MR. JUSTICE DOOLEY, dissenting: I dissent. The majority has confused “visitation rights” with “custody.” Each is wholly different from the other and governed by different rules of law. Visitation rights were granted to grandparents in Boyles v. Boyles (1973), 14 Ill. App. 3d 602, in People ex rel. Lutz v. Lutz (1975), 24 Ill. App. 3d 948, and in other appellate court decisions, and the propriety of extending such rights to grandparents was presupposed in People ex rel. Edwards v. Livingston (1969), 42 Ill. 2d 201. The majority, while conceding that grandparents are not debarred from visitation rights, limits such rights to cases presenting “special circumstances.” In reaching this result the majority appears to rely on cases such as People ex rel. Whalen v. Sheehan (1940), 373 Ill. 79, which involve the question of custody as well as visitation, and section 18 of the Divorce Act (Ill. Rev. Stat. 1975, ch. 40, par. 19), dealing with custody, not visitation. When only visitation is at issue, that line of cases is not relevant. The matter of visitation rights, as the majority admits, turns on what is in the best interests of the children.
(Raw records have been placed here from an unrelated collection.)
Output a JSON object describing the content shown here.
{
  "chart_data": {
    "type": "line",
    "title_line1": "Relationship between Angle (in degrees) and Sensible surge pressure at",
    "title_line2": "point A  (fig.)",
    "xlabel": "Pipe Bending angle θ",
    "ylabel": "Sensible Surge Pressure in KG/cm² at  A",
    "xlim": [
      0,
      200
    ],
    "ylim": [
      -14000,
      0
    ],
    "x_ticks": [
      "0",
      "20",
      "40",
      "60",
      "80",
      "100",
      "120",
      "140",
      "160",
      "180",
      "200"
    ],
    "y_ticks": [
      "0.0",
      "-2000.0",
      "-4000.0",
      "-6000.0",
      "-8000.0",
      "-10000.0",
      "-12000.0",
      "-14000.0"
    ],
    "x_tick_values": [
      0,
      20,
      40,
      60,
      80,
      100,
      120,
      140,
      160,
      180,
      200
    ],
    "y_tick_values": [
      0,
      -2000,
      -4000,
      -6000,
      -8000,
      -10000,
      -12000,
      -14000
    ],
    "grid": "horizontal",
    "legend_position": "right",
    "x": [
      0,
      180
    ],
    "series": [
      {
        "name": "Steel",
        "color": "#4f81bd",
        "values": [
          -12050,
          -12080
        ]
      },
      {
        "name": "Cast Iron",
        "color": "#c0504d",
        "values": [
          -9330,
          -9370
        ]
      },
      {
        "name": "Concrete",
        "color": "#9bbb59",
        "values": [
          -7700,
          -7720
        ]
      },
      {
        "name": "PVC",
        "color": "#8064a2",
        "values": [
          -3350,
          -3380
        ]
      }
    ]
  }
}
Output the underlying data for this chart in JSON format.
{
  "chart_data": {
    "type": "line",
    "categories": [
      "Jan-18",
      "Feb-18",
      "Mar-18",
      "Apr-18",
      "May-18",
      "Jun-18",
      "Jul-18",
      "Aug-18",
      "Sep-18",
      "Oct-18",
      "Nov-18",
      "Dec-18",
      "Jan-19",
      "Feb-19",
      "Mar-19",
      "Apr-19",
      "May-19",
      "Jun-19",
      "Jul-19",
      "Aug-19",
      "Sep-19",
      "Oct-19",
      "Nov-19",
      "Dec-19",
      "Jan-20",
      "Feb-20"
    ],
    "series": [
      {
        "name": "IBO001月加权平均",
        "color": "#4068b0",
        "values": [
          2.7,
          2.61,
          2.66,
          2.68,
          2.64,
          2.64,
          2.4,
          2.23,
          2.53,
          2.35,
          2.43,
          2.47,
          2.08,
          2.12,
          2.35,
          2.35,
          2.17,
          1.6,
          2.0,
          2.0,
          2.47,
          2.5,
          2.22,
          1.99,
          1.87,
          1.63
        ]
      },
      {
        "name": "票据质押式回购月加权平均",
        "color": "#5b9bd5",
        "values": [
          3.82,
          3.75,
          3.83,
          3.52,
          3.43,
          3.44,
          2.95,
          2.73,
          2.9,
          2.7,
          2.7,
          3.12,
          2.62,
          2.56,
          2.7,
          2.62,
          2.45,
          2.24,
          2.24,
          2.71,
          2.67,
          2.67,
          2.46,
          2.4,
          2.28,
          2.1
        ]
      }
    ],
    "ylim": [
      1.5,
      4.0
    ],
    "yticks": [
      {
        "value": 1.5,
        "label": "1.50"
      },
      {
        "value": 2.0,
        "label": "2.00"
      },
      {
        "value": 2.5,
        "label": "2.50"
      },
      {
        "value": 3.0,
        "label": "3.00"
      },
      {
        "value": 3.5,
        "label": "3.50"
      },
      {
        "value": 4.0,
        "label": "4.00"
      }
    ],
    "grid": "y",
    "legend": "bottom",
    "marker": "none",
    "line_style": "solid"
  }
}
Despite repeated invitations by the trial court, the mother flatly declined to participate in a hearing to determine the effect of visitations by the grandfather on the children. Accordingly, the court denied her motion to dismiss. I would affirm the decisions below as to the jurisdiction of the circuit court, and remand the cause for a hearing on the merits so that there can be a judicial determination of what is in the best interests of these minor children. MR. JUSTICE CLARK joins in this dissent.